A 2025 cryptocurrency market overview reveals a two-speed economic landscape.
Utility continues to grow during market downturns: stablecoins grew by 50%, settlement by 18%, P2P transaction volume by 31%, and applications by 36%.
Speculative collapse: chain fees fell by 77%, transaction volume by 51%, revenue by 49%, and daily active users by 16%.
While this isn't the first time this has happened (a similar situation occurred in 2022), the development of utility and speculation diverges dramatically during economic downturns. Utility continues to grow, while fringe speculators turn to the field of artificial intelligence.

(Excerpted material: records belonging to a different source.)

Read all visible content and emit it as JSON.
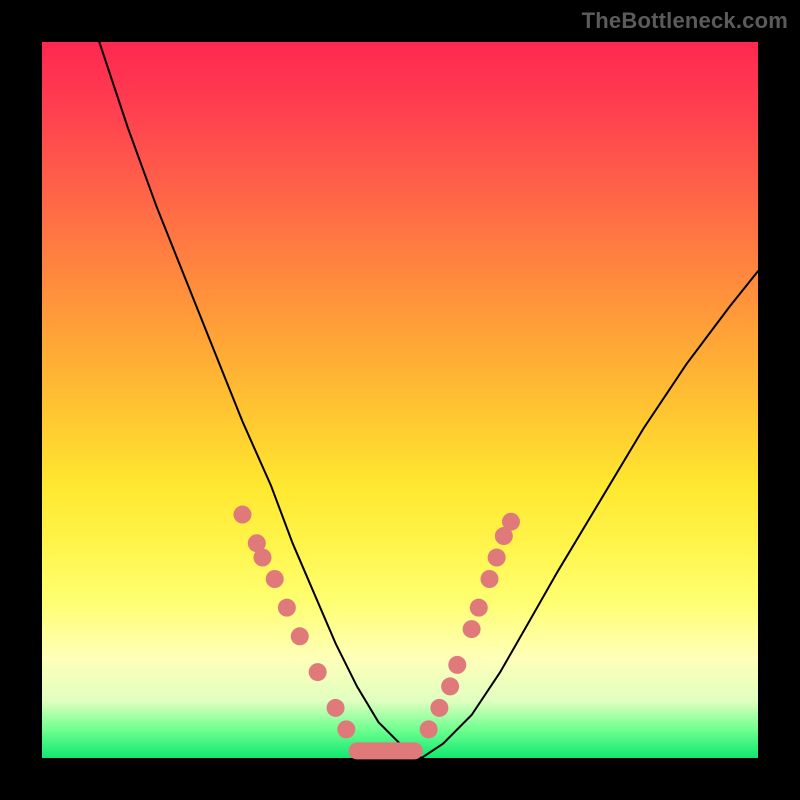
{
  "watermark": "TheBottleneck.com",
  "colors": {
    "dot": "#e07a7a",
    "curve": "#000000",
    "background": "#000000"
  },
  "chart_data": {
    "type": "line",
    "title": "",
    "xlabel": "",
    "ylabel": "",
    "xlim": [
      0,
      100
    ],
    "ylim": [
      0,
      100
    ],
    "grid": false,
    "legend": false,
    "series": [
      {
        "name": "bottleneck-curve",
        "x": [
          8,
          12,
          16,
          20,
          24,
          28,
          32,
          35,
          38,
          41,
          44,
          47,
          50,
          53,
          56,
          60,
          64,
          68,
          72,
          78,
          84,
          90,
          96,
          100
        ],
        "y": [
          100,
          88,
          77,
          67,
          57,
          47,
          38,
          30,
          23,
          16,
          10,
          5,
          2,
          0,
          2,
          6,
          12,
          19,
          26,
          36,
          46,
          55,
          63,
          68
        ],
        "note": "Asymmetric V-shaped bottleneck curve; y=0 at x≈53. Left branch reaches 100, right branch reaches ≈68."
      }
    ],
    "flat_segment": {
      "x_start": 44,
      "x_end": 52,
      "y": 1
    },
    "markers_left": [
      {
        "x": 28.0,
        "y": 34
      },
      {
        "x": 30.0,
        "y": 30
      },
      {
        "x": 30.8,
        "y": 28
      },
      {
        "x": 32.5,
        "y": 25
      },
      {
        "x": 34.2,
        "y": 21
      },
      {
        "x": 36.0,
        "y": 17
      },
      {
        "x": 38.5,
        "y": 12
      },
      {
        "x": 41.0,
        "y": 7
      },
      {
        "x": 42.5,
        "y": 4
      }
    ],
    "markers_right": [
      {
        "x": 54.0,
        "y": 4
      },
      {
        "x": 55.5,
        "y": 7
      },
      {
        "x": 57.0,
        "y": 10
      },
      {
        "x": 58.0,
        "y": 13
      },
      {
        "x": 60.0,
        "y": 18
      },
      {
        "x": 61.0,
        "y": 21
      },
      {
        "x": 62.5,
        "y": 25
      },
      {
        "x": 63.5,
        "y": 28
      },
      {
        "x": 64.5,
        "y": 31
      },
      {
        "x": 65.5,
        "y": 33
      }
    ]
  }
}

The problem is: blockchain pricing is still based on speculative throughput. This revenue stream is its primary source of income, but it has now plummeted.
The solution lies in putting more assets on-chain: tokenized stocks, fixed-income assets, and risk-weighted assets (RWA). The Clarity Act is a bridge, but its passage in 2026 remains uncertain.
AI-powered agents will be another major driver, but current trading volumes are not yet sufficient to convince capital markets.
The window for catalyst convergence is expected to be mid-2026. If the Clarity plan is approved and AI-powered agent trading volumes increase, then the rationale for a revaluation will be very strong. If neither of these conditions is met, the two-speed economic landscape will persist: stablecoins and tokenization will continue to grow, but at a slower pace, and valuations will continue to decline. Keep a close eye on both aspects.